La Décroissance, mars 2008

Contrôler c’est d’abord surveiller et identifier. Notre environnement est de plus en plus policier : vidéosurveillance, vigiles, espionnage par téléphone portable, étiquettes RFID,… S’y ajoute la nouvelle biométrie avec ses « tests ADN » initiés pour les délinquants sexuels mais aujourd’hui utilisés pour les voleurs de poules ou les faucheurs d’OGM, et imposés aux inculpés avant même leur condamnation. Ainsi nourrit-on le Fichier national automatisé des empreintes génétiques (FNAEG), enrichi des suspects pour cause d’origine (demandeurs d’asile, sans papiers) lesquels viennent d’hériter d’un fichier spécifique (Eloi). Tous ces contrôles débouchent sur des menaces pour la vie privée de chacun et sur des mesures de précaution à l’encontre des personnes fichées (interdictions de séjour ou d’exercice, récidive pénalisante,…).

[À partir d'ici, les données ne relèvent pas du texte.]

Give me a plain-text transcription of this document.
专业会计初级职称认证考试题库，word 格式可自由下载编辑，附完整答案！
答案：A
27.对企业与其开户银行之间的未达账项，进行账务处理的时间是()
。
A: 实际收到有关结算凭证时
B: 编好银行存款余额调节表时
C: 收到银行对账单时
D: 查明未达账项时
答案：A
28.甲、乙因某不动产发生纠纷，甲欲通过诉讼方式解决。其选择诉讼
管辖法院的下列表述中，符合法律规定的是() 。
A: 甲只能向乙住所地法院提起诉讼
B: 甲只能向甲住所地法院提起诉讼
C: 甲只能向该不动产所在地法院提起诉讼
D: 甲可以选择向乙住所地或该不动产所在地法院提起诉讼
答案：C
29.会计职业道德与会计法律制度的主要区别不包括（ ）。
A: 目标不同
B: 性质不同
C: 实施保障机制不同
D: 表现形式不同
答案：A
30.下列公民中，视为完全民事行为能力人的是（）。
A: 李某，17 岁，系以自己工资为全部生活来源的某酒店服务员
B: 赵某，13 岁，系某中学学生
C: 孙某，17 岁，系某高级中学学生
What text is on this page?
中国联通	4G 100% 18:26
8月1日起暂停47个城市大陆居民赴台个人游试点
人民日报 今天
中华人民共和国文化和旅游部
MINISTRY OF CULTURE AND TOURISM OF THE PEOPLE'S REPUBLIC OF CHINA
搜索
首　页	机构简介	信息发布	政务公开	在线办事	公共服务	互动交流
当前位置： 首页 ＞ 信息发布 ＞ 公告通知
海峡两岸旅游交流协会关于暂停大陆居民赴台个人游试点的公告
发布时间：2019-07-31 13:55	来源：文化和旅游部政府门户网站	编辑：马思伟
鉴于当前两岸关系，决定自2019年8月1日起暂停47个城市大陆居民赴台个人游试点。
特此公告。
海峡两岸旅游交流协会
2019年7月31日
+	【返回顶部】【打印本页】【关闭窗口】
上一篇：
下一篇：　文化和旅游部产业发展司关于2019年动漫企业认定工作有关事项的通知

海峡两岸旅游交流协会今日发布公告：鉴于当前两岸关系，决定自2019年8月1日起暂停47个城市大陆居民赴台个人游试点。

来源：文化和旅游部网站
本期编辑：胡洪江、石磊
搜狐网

L’obsession sécuritaire atteint les politiques sanitaires, certaines applicables à tous (ceinture de sécurité obligatoire mais qui ne protège que son porteur, interdiction de fumer jusqu’à l’hystérie, dépistage massifs de risques pathologiques,…) mais qui s’orientent vers des caractérisations individuelles. Sait-on qu’il existe une Unité de recherche médicale (à l’inserm) dédiée à la « vulnérabilité génétique des comportements addictifs » ? Tout un programme qui montre qu’on investit davantage dans l’inné (la génétique ) que dans l’acquis (sociologie, psychologie,…) pour tenter d’expliquer les « déviances ». Cette unité de recherche a lancé un programme pour étudier les comportements addictifs de lycéens soumis à des questions insidieuses sur leurs pratiques à risques et celles de leurs parents. Surtout, les réponses seront corrélées avec l’analyse des génomes pour rechercher des gènes impliqués dans la dépendance. Le but annoncé est la prévention mais le résultat sera plutôt des tentatives d’explications génétiques, et la perspective de nouveaux critères de fichage. C’est aussi pour « prévenir les comportements déviants » que se constitue le fichier « Base Elèves » (encore un !) détectant précocement les troubles et les performances de tous les enfants, fichier sans connexion génétique, … pour l’instant. Tous ces « progrès » dans la chasse aux gènes serviront à l’orientation scolaire, à la construction de niches pour « inadaptés », à la sélection professionnelle, à la surveillance des suspects ou au calcul des primes d’assurances. Comme il vaut mieux prévenir, en évitant la charge sociale imposée par des éléments indésirables, l’avenir est aux pratiques sélectives dont l’ « immigration choisie » (par qui ?) n’est que le hors d’œuvre. Idéal flico-sanitaire : une politique rationnelle d’évitement des naissances indésirables grâce au tri génétique des embryons. Cela viendra. Le consensus court de la société policée à l’eugénisme, c’est le prix de la croissance compétitive. Mais rien n’assure que cela cesserait avec la fin de la croissance… sauf par un sursaut citoyen, lequel ne devrait pas attendre car les contraintes économiques sont rarement propices à l’invention démocratique.